In January of 2006, the Supreme Court of Vermont was asked to rule on a tricky question about the reinstatement of coverage under an automobile insurance policy. The plaintiff in the suit argued that her insurance company was responsible for covering a loss that occurred after her automobile insurance policy had expired because the company was aware of the loss when it offered to reinstate her policy retroactive to the expiration date.
Even though the insured received a renewal notice a month before the policy expiration date, she failed to pay her renewal premium on time. Consequently, the policy expired on August 13, 2003. Three days later, the insured’s car was in an accident and sustained major damage. The insured reported the accident to her insurance agent on August 18, 2003. She was told that same day that coverage was denied because the policy had expired.

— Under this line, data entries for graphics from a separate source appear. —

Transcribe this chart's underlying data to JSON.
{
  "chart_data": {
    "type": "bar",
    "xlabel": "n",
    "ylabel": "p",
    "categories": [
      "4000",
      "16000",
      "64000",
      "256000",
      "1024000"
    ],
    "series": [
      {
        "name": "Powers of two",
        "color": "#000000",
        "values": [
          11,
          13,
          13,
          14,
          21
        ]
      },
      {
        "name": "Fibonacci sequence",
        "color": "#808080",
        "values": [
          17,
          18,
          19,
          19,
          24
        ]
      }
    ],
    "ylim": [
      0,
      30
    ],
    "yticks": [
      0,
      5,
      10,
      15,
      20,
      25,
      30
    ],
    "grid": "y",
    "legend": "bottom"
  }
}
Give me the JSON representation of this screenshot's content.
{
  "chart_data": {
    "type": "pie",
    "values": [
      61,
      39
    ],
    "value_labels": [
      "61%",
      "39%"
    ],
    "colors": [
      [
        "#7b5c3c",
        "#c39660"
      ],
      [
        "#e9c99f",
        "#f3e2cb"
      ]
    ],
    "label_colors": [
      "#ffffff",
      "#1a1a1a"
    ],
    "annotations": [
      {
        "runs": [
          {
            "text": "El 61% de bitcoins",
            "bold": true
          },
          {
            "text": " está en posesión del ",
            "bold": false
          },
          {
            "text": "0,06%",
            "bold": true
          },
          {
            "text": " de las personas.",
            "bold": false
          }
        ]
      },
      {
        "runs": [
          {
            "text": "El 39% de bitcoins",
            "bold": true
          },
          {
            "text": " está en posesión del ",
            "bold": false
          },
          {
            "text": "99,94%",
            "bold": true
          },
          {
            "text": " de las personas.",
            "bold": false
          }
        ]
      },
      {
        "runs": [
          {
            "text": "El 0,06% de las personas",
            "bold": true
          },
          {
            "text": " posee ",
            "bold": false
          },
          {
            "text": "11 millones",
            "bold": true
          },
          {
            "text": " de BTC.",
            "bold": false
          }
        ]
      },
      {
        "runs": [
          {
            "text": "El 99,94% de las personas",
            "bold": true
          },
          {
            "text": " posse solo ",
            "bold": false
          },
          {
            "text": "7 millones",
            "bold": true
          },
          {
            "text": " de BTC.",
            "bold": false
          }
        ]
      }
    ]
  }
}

However, the insured also received a “Final Notice” dated August 18, 2003 generated by the insurer’s computer system. The notice stated that the insured could reinstate the policy back to 8/13/2003 if she paid her premium by August 31, 2003. The insured paid the premium and the insurance company sent her an “Acknowledgment of Late Payment,” stating that the coverage under the policy had been reinstated and remained in force without interruption.
On August 27, 2003, the insured re-submitted her claim for the August 16th accident. In a letter dated August 29, 2003, the insurer denied coverage for the accident. The company said that the reinstatement of the policy did not provide coverage for the accident, and that the policy covered only unknown losses. The letter also stated that the previous denial of coverage had never been withdrawn.
The insured sued, saying that the insurer wrongfully refused to provide coverage for the accident. Her contention was that the insurance company could have withdrawn or changed its offer to reinstate coverage concerning the accident that occurred after the policy had lapsed, but it never did. The court that presided over the trial ruled in favor of the insurance company, finding that while an insurer may decide to cover a loss already known to it, there was no evidence that this insurance company made that decision.
The Vermont Supreme Court affirmed the decision in favor of the insurer. It stated that the insured could not show that the insurer was required to cover the accident because of its offer to reinstate her policy. In response to the insured’s argument that it was implied that the insurer had waived its right to deny the claim when it made the renewal offer, the Court noted that the offer to reinstate did not demonstrate any intention to reverse the previous refusal of coverage. It also added that the plaintiff couldn’t prove any change on the part of the insured’s position based upon its actions. The Court concluded that the insurer’s actions in this case were unmistakable in denying coverage for the claim. With regard to the insurer’s argument that insurance does not apply to losses that have already occurred, and that it was providing insurance coverage for future risks, the Court stated that this was somewhat inapplicable given the insurer’s prompt and proper denial of coverage without any change in that position.
In fact, it was this unwavering declining of coverage on the part of the insurance agent and company that seems to have been the controlling factor in the case. Regardless of the insured’s assertions to the contrary, the Court found nothing that suggested the insurer’s conduct would have led the insured to believe that she had coverage for the accident.